- If you kicked him in the heart, you’d break your toe.
- He’d steal a dead fly from a blind spider.
- He’s deaf, and never told his barber.
- You couldn’t warm up to him if you were cremated together.
- He sends get-well cards to hypochondriacs.
- He’d cry over your wounds so he could get salt in them.
- He has as much use for anyone living as an undertaker.
- He applied for a job as a prison warden so he could put tacks in the electric chair.
- The only thing he’ll share with you willingly is a communicable disease.
- He folds his newspaper so the guy next to him on the bus can only read half the headline.
- He has a testimonial plaque from Kenneth Starr.
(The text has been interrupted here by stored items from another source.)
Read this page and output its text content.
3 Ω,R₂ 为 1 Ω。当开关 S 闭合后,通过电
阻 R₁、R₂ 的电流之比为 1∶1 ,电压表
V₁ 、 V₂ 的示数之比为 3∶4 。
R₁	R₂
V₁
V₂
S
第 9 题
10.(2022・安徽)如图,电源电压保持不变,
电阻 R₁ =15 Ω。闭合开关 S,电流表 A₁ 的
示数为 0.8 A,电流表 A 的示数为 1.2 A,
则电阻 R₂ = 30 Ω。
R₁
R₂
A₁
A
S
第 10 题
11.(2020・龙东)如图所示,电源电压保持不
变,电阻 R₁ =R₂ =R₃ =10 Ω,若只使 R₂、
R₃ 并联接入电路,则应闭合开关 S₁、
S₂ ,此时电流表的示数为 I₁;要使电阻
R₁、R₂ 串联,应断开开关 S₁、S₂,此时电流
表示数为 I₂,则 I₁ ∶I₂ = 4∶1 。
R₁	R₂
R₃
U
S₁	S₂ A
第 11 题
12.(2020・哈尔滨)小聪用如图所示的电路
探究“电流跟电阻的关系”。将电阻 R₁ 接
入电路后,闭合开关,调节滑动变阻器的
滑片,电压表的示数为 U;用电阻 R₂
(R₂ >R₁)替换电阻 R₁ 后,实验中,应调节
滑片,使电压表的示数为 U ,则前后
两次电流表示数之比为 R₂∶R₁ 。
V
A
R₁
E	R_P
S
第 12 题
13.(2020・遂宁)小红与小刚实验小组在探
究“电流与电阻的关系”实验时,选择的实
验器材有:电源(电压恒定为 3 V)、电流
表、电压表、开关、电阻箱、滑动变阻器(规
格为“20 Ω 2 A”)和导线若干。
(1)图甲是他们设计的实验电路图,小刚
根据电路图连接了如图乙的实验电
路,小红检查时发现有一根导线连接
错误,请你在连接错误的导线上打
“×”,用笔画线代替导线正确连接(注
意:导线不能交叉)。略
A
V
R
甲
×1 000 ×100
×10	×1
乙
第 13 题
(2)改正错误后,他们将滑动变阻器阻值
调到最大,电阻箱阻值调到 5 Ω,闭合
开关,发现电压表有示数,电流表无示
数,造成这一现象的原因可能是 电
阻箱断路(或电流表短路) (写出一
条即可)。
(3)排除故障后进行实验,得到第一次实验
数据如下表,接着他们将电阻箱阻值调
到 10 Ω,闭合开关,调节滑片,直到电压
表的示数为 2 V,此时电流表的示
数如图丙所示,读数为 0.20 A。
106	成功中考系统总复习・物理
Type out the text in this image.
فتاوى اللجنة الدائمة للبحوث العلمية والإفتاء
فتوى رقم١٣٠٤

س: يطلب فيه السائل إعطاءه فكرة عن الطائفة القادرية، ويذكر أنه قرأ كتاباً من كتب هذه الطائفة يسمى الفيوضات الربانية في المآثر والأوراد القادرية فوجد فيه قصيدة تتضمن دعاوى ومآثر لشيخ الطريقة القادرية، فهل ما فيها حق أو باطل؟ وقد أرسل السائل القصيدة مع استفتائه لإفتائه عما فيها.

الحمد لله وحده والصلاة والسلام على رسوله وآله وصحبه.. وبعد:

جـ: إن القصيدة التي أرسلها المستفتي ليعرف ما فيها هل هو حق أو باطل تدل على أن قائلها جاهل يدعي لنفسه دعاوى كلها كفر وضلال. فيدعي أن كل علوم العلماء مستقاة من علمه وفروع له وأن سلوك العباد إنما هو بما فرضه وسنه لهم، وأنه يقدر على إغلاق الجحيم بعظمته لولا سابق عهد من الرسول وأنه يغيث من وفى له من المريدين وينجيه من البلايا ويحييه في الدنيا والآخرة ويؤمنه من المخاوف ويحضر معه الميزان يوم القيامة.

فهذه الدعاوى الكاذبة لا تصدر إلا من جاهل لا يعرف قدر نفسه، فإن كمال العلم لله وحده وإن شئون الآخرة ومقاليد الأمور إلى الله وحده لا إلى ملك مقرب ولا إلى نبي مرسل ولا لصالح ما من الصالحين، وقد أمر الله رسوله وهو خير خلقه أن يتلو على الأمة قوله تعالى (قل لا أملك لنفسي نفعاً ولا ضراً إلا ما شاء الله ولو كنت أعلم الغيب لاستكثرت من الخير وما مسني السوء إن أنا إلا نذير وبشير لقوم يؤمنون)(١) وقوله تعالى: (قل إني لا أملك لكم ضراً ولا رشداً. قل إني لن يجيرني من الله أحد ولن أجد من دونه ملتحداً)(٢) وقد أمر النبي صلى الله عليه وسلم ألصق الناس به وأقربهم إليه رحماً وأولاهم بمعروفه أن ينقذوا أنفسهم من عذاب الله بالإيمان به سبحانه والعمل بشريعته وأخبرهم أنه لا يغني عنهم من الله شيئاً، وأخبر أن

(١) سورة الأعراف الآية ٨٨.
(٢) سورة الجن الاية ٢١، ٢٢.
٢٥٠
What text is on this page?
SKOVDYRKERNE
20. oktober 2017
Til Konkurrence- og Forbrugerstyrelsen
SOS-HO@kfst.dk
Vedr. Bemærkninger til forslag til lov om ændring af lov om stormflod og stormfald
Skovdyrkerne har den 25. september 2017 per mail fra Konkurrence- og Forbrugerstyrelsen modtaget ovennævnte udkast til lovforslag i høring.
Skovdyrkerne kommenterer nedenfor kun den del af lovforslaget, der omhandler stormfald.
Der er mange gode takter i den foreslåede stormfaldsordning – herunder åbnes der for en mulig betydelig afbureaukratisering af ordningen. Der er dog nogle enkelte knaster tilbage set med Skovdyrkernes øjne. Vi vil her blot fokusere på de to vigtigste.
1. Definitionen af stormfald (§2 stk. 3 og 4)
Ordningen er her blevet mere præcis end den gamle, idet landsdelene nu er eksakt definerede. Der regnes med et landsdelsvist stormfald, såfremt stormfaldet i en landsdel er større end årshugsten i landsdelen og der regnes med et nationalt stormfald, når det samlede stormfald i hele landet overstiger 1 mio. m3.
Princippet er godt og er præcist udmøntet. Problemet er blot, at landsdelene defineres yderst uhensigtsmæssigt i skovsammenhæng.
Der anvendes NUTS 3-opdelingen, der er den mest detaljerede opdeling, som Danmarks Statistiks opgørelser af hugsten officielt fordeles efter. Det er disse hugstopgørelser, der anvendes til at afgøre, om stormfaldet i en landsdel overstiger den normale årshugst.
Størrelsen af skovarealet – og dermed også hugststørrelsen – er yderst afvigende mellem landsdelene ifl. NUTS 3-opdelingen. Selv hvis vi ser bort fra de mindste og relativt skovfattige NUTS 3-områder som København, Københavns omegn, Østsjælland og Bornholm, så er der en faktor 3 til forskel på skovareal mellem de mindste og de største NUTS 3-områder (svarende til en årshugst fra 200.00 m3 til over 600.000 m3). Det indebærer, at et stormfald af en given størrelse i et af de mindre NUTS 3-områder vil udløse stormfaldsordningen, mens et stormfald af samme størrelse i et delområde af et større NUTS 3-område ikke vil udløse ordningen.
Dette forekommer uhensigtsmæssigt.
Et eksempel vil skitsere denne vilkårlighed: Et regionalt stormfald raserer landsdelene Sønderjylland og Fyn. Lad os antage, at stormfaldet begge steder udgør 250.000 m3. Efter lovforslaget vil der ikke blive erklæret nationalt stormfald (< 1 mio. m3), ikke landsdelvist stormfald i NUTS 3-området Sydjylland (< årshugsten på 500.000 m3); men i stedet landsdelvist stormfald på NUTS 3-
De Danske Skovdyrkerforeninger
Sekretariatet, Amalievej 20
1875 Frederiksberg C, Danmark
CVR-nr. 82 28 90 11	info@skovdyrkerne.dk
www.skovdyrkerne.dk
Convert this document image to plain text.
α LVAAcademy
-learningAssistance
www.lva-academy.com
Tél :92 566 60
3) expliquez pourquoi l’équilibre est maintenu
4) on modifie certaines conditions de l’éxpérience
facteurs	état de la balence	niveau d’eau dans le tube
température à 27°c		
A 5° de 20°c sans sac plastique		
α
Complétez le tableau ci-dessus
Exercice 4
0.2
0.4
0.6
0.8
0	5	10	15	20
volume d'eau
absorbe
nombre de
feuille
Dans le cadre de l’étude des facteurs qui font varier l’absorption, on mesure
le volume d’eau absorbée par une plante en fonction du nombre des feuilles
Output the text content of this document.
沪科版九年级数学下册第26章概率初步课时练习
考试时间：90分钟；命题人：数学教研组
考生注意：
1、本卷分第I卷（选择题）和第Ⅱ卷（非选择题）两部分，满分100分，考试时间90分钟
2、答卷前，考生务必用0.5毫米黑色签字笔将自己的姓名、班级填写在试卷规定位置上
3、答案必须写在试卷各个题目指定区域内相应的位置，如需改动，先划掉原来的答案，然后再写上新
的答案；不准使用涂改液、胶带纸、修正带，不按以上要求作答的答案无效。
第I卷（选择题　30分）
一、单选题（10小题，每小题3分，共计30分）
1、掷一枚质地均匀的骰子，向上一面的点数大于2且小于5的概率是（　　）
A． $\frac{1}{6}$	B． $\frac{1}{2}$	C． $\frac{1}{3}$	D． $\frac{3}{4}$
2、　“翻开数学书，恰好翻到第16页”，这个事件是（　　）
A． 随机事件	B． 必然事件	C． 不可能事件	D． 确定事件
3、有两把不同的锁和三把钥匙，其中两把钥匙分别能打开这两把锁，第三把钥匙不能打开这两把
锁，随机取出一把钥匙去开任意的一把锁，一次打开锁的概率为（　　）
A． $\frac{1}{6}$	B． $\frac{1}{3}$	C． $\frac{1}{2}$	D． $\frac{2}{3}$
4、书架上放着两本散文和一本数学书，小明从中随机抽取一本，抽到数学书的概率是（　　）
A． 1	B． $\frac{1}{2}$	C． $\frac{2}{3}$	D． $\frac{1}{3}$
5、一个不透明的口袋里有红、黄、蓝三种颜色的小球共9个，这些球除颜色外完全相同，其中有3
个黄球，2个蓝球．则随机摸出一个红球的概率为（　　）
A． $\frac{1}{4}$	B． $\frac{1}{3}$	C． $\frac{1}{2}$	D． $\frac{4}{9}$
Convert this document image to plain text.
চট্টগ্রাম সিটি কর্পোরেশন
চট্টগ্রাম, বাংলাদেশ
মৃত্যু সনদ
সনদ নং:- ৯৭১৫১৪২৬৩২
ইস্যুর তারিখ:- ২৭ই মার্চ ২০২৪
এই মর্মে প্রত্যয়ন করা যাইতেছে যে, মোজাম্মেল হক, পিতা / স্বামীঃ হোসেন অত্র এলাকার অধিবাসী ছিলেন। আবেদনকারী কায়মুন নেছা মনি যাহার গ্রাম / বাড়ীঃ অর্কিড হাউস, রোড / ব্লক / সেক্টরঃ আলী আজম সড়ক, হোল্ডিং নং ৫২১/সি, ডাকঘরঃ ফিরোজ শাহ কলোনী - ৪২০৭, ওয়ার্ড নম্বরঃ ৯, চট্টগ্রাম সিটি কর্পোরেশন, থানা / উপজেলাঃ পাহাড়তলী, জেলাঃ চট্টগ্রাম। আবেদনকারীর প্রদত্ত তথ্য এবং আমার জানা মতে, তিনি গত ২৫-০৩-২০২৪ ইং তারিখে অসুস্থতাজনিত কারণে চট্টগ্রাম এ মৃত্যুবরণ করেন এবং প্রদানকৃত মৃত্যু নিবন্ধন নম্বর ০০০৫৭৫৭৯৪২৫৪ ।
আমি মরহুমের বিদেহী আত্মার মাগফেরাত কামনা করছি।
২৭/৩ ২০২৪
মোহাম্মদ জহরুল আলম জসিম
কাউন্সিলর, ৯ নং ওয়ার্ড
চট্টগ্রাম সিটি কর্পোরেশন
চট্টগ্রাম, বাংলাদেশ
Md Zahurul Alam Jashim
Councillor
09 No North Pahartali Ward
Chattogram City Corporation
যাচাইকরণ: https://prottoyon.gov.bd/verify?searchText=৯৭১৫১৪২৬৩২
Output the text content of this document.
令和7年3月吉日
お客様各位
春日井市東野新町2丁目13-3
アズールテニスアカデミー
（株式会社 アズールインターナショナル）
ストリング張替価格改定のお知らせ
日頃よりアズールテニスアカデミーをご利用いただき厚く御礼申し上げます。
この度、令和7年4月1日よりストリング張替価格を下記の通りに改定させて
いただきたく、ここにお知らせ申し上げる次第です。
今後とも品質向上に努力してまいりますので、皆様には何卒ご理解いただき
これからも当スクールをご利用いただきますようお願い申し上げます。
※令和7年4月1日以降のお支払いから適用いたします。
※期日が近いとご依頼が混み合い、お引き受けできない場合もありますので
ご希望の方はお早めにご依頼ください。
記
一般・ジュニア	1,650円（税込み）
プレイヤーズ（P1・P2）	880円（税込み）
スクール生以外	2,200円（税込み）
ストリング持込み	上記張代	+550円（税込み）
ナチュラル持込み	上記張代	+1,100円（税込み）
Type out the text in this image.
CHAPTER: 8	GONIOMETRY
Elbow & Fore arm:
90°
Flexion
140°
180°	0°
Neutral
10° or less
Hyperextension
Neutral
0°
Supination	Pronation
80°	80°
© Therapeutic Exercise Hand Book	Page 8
- He dreamed that he died and the heat woke him up.
- He takes sparrows, dips them in peroxide, and sells them as canaries.
- He’d throw a drowning man both ends of the rope.
- He knifes you in the back, and then has you arrested for carrying a weapon.
- He campaigned for a dry county, got it passed, and then moved away.
- He told his children the Easter Bunny got run over by a car.
- He was engaged to a girl with a wooden leg, but he got mad and broke it off.
- He never hits a man when he’s down–he kicks him.
- He never eats his heart out; he’d starve to death.
- He’d borrow your pot just to cook your goose.
- Only gravediggers would enjoy working for him.
- He gave his wife oysters and a rabbit’s foot because she wanted pearls for her birthday.
- He had three phones installed so that he could hang up on more people.